In recent seasons, Proenza Schouler’s Jack McCollough and Lazaro Hernandez have stressed their determination to address the real-world needs and wants of the real-life women who wear their clothes. Yet in so doggedly emphasizing that essential tenet, arrived at over 20-plus years of a circuitous fashion journey, the designers have perhaps shortchanged themselves. Of course, clothes must serve practical purposes; they must function. But not all clothes are fashion. Fashion serves other needs as well – to excite, entice, thrill, captivate, elevate the wearer’s spirit and mind, while making the body look and feel its most fabulous.
For spring, McCollough and Hernandez allowed themselves to immerse fully in both sides of that equation, to near perfect effect. Yes, the clothes work, but they also sing – with power, passion and creativity.
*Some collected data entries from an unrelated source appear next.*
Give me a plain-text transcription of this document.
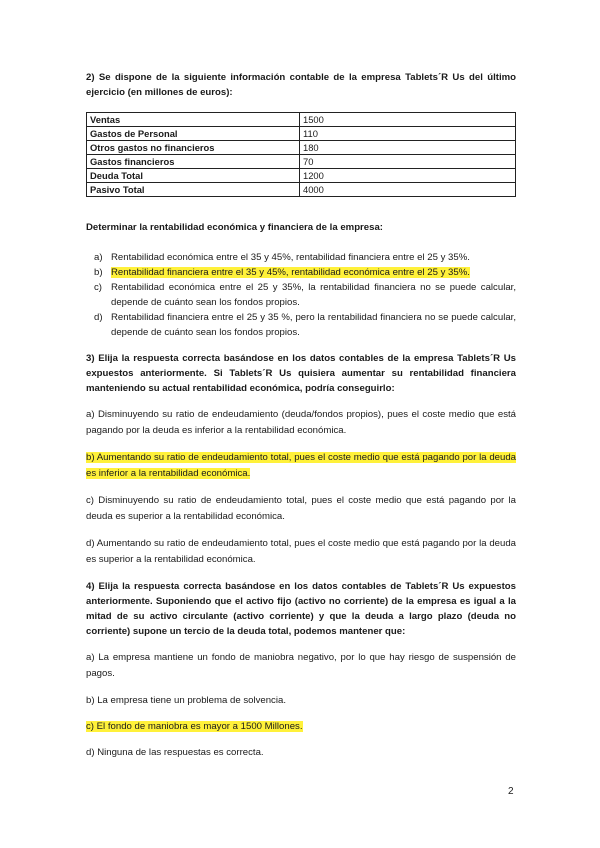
2) Se dispone de la siguiente información contable de la empresa Tablets´R Us del último ejercicio (en millones de euros):

Ventas	1500
Gastos de Personal	110
Otros gastos no financieros	180
Gastos financieros	70
Deuda Total	1200
Pasivo Total	4000

Determinar la rentabilidad económica y financiera de la empresa:

a) Rentabilidad económica entre el 35 y 45%, rentabilidad financiera entre el 25 y 35%.
b) Rentabilidad financiera entre el 35 y 45%, rentabilidad económica entre el 25 y 35%.
c) Rentabilidad económica entre el 25 y 35%, la rentabilidad financiera no se puede calcular, depende de cuánto sean los fondos propios.
d) Rentabilidad financiera entre el 25 y 35 %, pero la rentabilidad financiera no se puede calcular, depende de cuánto sean los fondos propios.

3) Elija la respuesta correcta basándose en los datos contables de la empresa Tablets´R Us expuestos anteriormente. Si Tablets´R Us quisiera aumentar su rentabilidad financiera manteniendo su actual rentabilidad económica, podría conseguirlo:

a) Disminuyendo su ratio de endeudamiento (deuda/fondos propios), pues el coste medio que está pagando por la deuda es inferior a la rentabilidad económica.

b) Aumentando su ratio de endeudamiento total, pues el coste medio que está pagando por la deuda es inferior a la rentabilidad económica.

c) Disminuyendo su ratio de endeudamiento total, pues el coste medio que está pagando por la deuda es superior a la rentabilidad económica.

d) Aumentando su ratio de endeudamiento total, pues el coste medio que está pagando por la deuda es superior a la rentabilidad económica.

4) Elija la respuesta correcta basándose en los datos contables de Tablets´R Us expuestos anteriormente. Suponiendo que el activo fijo (activo no corriente) de la empresa es igual a la mitad de su activo circulante (activo corriente) y que la deuda a largo plazo (deuda no corriente) supone un tercio de la deuda total, podemos mantener que:

a) La empresa mantiene un fondo de maniobra negativo, por lo que hay riesgo de suspensión de pagos.

b) La empresa tiene un problema de solvencia.

c) El fondo de maniobra es mayor a 1500 Millones.

d) Ninguna de las respuestas es correcta.

2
As for wearability, gym visits excepted, one would be hard-pressed to come up with a situation, from everyday hustle-bustle to grand evening, that could not be wardrobed from this beautiful lineup.
In two nods to artful expression, the designers showed in Phillips Auction House on Park Avenue, and they debuted a new abstracted PS monogram that appeared on a sweater. Following up on last season when their friend Chloë Sevigny opened the show, this time, musician Natalie Laura Mering, who performs as Weyes Blood, did the honors. By day, smart, often mannish tailoring had an unfettered vibe, but not in the manner of the extreme quiet-luxury construct that can be pedantic in its highly considered plainness. Rather, the clothes worked an audacious cool, shown in bleached jeans and looks that flaunted a pragmatic extra – a double belt with attached hip pouch.
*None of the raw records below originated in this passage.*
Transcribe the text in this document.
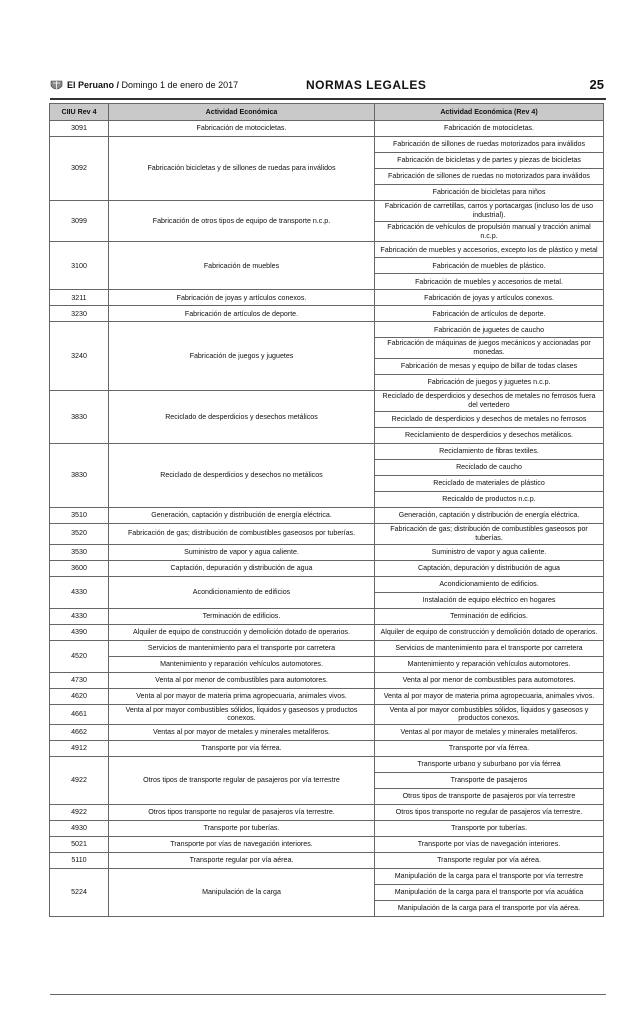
El Peruano / Domingo 1 de enero de 2017	NORMAS LEGALES	25
CIIU Rev 4	Actividad Económica	Actividad Económica (Rev 4)
3091	Fabricación de motocicletas.	Fabricación de motocicletas.
3092	Fabricación bicicletas y de sillones de ruedas para inválidos	Fabricación de sillones de ruedas motorizados para inválidos
		Fabricación de bicicletas y de partes y piezas de bicicletas
		Fabricación de sillones de ruedas no motorizados para inválidos
		Fabricación de bicicletas para niños
3099	Fabricación de otros tipos de equipo de transporte n.c.p.	Fabricación de carretillas, carros y portacargas (incluso los de uso industrial).
		Fabricación de vehículos de propulsión manual y tracción animal n.c.p.
3100	Fabricación de muebles	Fabricación de muebles y accesorios, excepto los de plástico y metal
		Fabricación de muebles de plástico.
		Fabricación de muebles y accesorios de metal.
3211	Fabricación de joyas y artículos conexos.	Fabricación de joyas y artículos conexos.
3230	Fabricación de artículos de deporte.	Fabricación de artículos de deporte.
3240	Fabricación de juegos y juguetes	Fabricación de juguetes de caucho
		Fabricación de máquinas de juegos mecánicos y accionadas por monedas.
		Fabricación de mesas y equipo de billar de todas clases
		Fabricación de juegos y juguetes n.c.p.
3830	Reciclado de desperdicios y desechos metálicos	Reciclado de desperdicios y desechos de metales no ferrosos fuera del vertedero
		Reciclado de desperdicios y desechos de metales no ferrosos
		Reciclamiento de desperdicios y desechos metálicos.
3830	Reciclado de desperdicios y desechos no metálicos	Reciclamiento de fibras textiles.
		Reciclado de caucho
		Reciclado de materiales de plástico
		Recicaldo de productos n.c.p.
3510	Generación, captación y distribución de energía eléctrica.	Generación, captación y distribución de energía eléctrica.
3520	Fabricación de gas; distribución de combustibles gaseosos por tuberías.	Fabricación de gas; distribución de combustibles gaseosos por tuberías.
3530	Suministro de vapor y agua caliente.	Suministro de vapor y agua caliente.
3600	Captación, depuración y distribución de agua	Captación, depuración y distribución de agua
4330	Acondicionamiento de edificios	Acondicionamiento de edificios.
		Instalación de equipo eléctrico en hogares
4330	Terminación de edificios.	Terminación de edificios.
4390	Alquiler de equipo de construcción y demolición dotado de operarios.	Alquiler de equipo de construcción y demolición dotado de operarios.
4520	Servicios de mantenimiento para el transporte por carretera	Servicios de mantenimiento para el transporte por carretera
	Mantenimiento y reparación vehículos automotores.	Mantenimiento y reparación vehículos automotores.
4730	Venta al por menor de combustibles para automotores.	Venta al por menor de combustibles para automotores.
4620	Venta al por mayor de materia prima agropecuaria, animales vivos.	Venta al por mayor de materia prima agropecuaria, animales vivos.
4661	Venta al por mayor combustibles sólidos, líquidos y gaseosos y productos conexos.	Venta al por mayor combustibles sólidos, líquidos y gaseosos y productos conexos.
4662	Ventas al por mayor de metales y minerales metalíferos.	Ventas al por mayor de metales y minerales metalíferos.
4912	Transporte por vía férrea.	Transporte por vía férrea.
4922	Otros tipos de transporte regular de pasajeros por vía terrestre	Transporte urbano y suburbano por vía férrea
		Transporte de pasajeros
		Otros tipos de transporte de pasajeros por vía terrestre
4922	Otros tipos transporte no regular de pasajeros vía terrestre.	Otros tipos transporte no regular de pasajeros vía terrestre.
4930	Transporte por tuberías.	Transporte por tuberías.
5021	Transporte por vías de navegación interiores.	Transporte por vías de navegación interiores.
5110	Transporte regular por vía aérea.	Transporte regular por vía aérea.
5224	Manipulación de la carga	Manipulación de la carga para el transporte por vía terrestre
		Manipulación de la carga para el transporte por vía acuática
		Manipulación de la carga para el transporte por vía aérea.
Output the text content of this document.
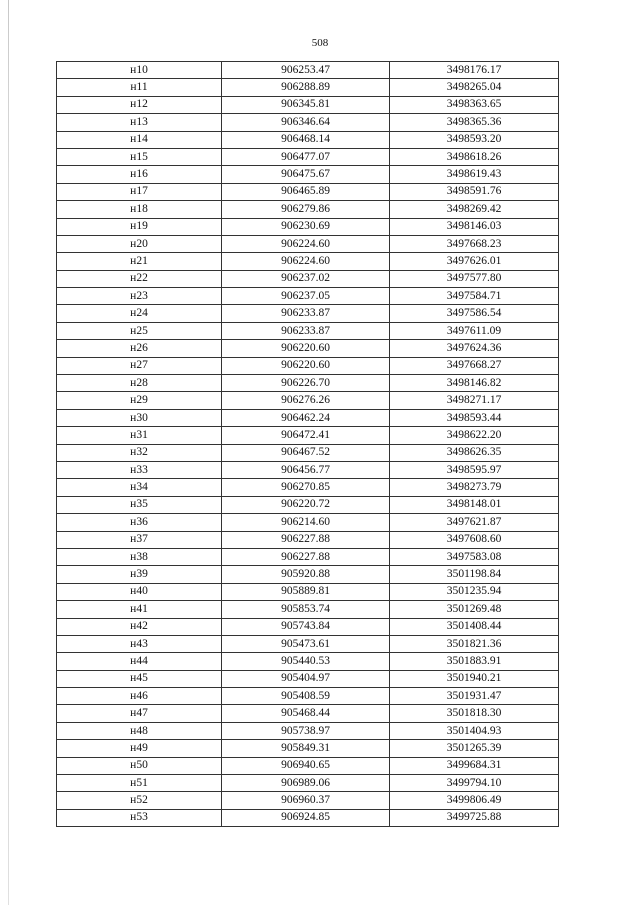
508
н10	906253.47	3498176.17
н11	906288.89	3498265.04
н12	906345.81	3498363.65
н13	906346.64	3498365.36
н14	906468.14	3498593.20
н15	906477.07	3498618.26
н16	906475.67	3498619.43
н17	906465.89	3498591.76
н18	906279.86	3498269.42
н19	906230.69	3498146.03
н20	906224.60	3497668.23
н21	906224.60	3497626.01
н22	906237.02	3497577.80
н23	906237.05	3497584.71
н24	906233.87	3497586.54
н25	906233.87	3497611.09
н26	906220.60	3497624.36
н27	906220.60	3497668.27
н28	906226.70	3498146.82
н29	906276.26	3498271.17
н30	906462.24	3498593.44
н31	906472.41	3498622.20
н32	906467.52	3498626.35
н33	906456.77	3498595.97
н34	906270.85	3498273.79
н35	906220.72	3498148.01
н36	906214.60	3497621.87
н37	906227.88	3497608.60
н38	906227.88	3497583.08
н39	905920.88	3501198.84
н40	905889.81	3501235.94
н41	905853.74	3501269.48
н42	905743.84	3501408.44
н43	905473.61	3501821.36
н44	905440.53	3501883.91
н45	905404.97	3501940.21
н46	905408.59	3501931.47
н47	905468.44	3501818.30
н48	905738.97	3501404.93
н49	905849.31	3501265.39
н50	906940.65	3499684.31
н51	906989.06	3499794.10
н52	906960.37	3499806.49
н53	906924.85	3499725.88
Yes, there was a waft of Helmut Lang – acknowledgment of which is neither a critical dig nor inappropriate designer reference. Lang has entered the pantheon, as legitimate an intentional reference as Yves Saint Laurent. The sturdiness of the tailoring found counterpoint in ethereal dresses that also an bore a touch of the artist – some in long stretches of open fishnet, others in mesmerizing, abstract prints that seemed to float, and a light blue beauty with corded detail that offered a new take on a goddess dress. And tempering the flou: a pair of almost austere strapless leather gowns that worked minimalism for maximum, modernist glamour.